One day, finding herself alone with the silent girl in the Chinese school's bathroom, Kingston confronts her and tries to make her talk. Despite becoming violent and brutal to her, Kingston cannot force the girl to talk; however, she does make her cry, although that was not Kingston's intention in confronting the girl. Ironically, by the end of this scene, Kingston finds herself crying alongside the silent girl. She finally recognizes that the girl is trying to deal with fears similar to her own. They are not so different after all. Following this episode, Kingston falls sick and spends eighteen months in bed at home. Her "mysterious illness," she believes, is retribution for her cruelty to the girl.

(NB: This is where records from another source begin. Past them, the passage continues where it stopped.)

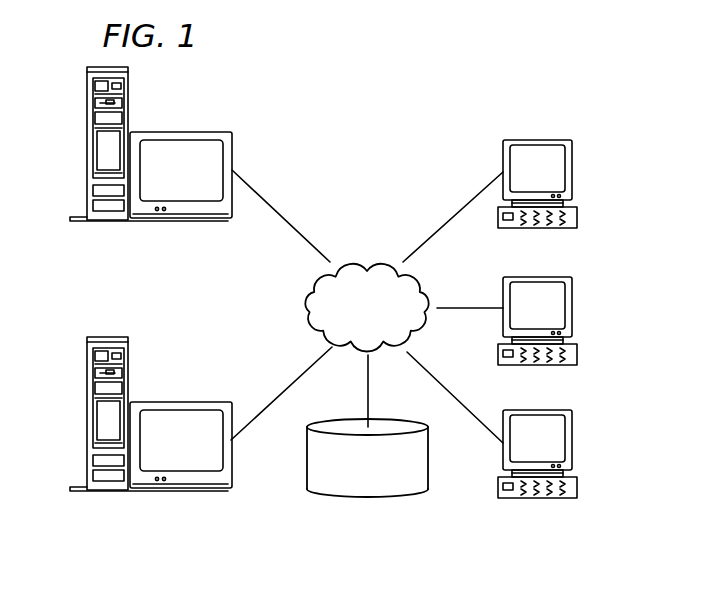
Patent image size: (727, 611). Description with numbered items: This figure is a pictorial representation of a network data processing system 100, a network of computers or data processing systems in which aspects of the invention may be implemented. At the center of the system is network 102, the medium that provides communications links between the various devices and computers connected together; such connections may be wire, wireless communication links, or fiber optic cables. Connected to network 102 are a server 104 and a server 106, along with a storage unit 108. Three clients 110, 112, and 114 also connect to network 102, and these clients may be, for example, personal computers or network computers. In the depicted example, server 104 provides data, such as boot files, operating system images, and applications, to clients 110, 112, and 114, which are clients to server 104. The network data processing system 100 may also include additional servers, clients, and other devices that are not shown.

The network data processing system 100 is at (412, 152).
The network 102 is at (360, 258).
The server 104 is at (87, 144).
The server 106 is at (87, 412).
The storage unit 108 is at (383, 497).
The client 110 is at (572, 172).
The client 112 is at (572, 303).
The client 114 is at (572, 446).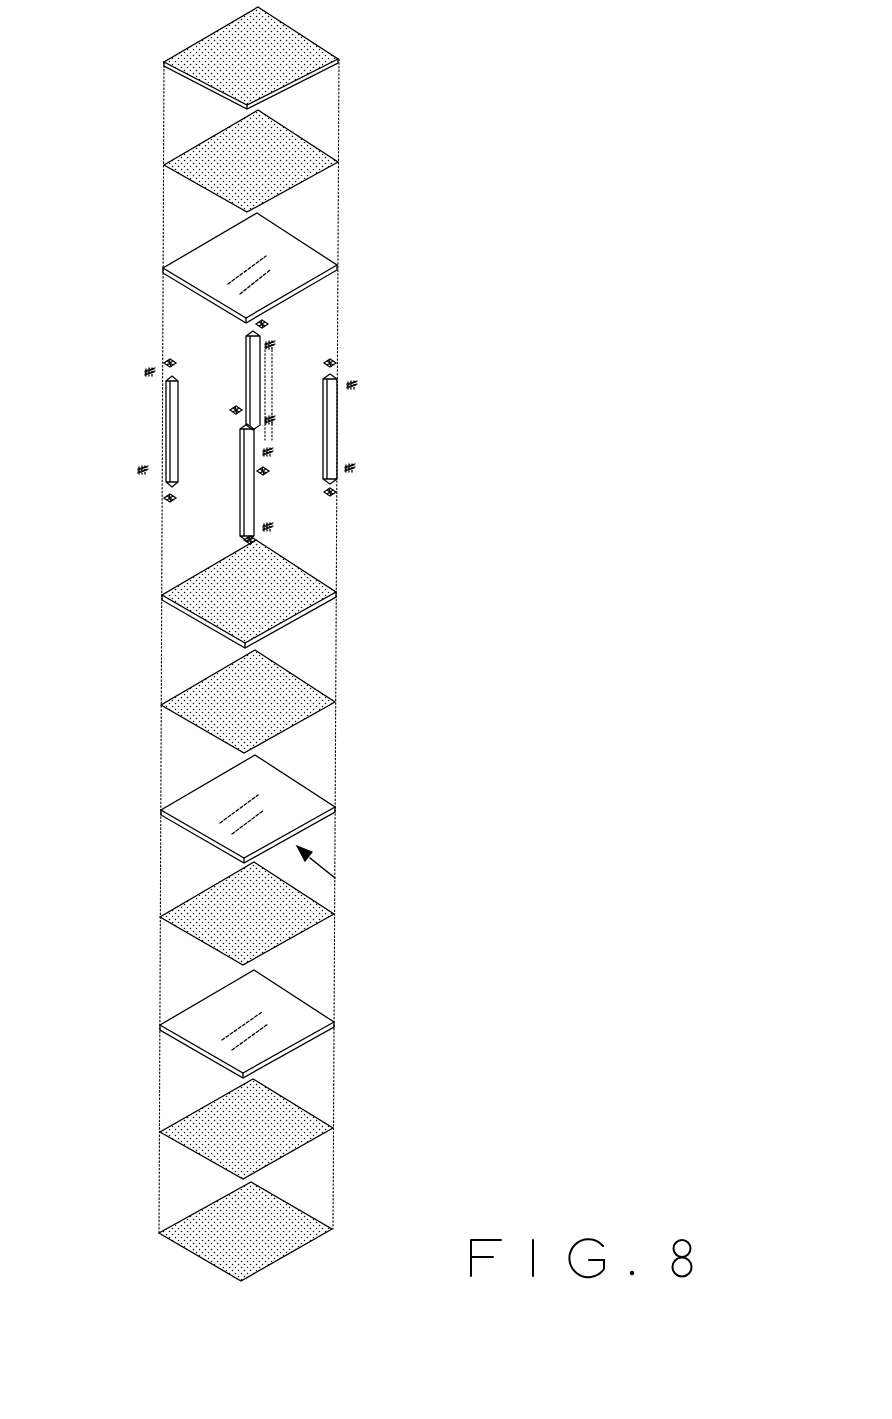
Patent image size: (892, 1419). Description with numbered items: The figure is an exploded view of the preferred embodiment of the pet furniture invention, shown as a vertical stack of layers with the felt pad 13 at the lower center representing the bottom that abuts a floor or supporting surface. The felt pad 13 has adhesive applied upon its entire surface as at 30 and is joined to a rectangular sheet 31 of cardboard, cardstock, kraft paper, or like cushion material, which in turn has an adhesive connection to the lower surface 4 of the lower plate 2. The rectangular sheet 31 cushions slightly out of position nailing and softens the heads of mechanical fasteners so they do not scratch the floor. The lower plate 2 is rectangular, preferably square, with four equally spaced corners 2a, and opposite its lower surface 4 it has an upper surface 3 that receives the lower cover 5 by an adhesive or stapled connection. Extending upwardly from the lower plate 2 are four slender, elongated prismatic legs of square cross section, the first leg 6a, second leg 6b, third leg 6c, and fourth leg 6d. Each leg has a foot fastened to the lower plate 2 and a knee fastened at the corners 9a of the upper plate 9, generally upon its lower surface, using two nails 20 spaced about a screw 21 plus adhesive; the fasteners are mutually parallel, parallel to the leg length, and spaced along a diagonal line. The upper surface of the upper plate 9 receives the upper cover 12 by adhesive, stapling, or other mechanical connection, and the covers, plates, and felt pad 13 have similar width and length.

Ironically, Kingston's bullying and cajoling the silent girl to speak is yet another example of how people "want to capture your voice for their own use," although at the time, Kingston would not be aware of the hypocrisy of her own actions toward the girl. This episode, one of the few talk-stories not to originate from Brave Orchid, mirrors earlier stories in the novel in which females, language, silence, and identity are wholly and inextricably intertwined: No Name Woman's family's refusing to honor the memory of their suicidal relative, and Brave Orchid's subsuming Moon Orchid's voice within her own when the two women confront Moon Orchid's husband. "If you don't talk," Kingston explains to the silent girl, whom she never names and thus denies an identity, much like No Name Woman's family denied her an identity, "you can't have a personality. . . . You've got to let people know you have a personality and a brain."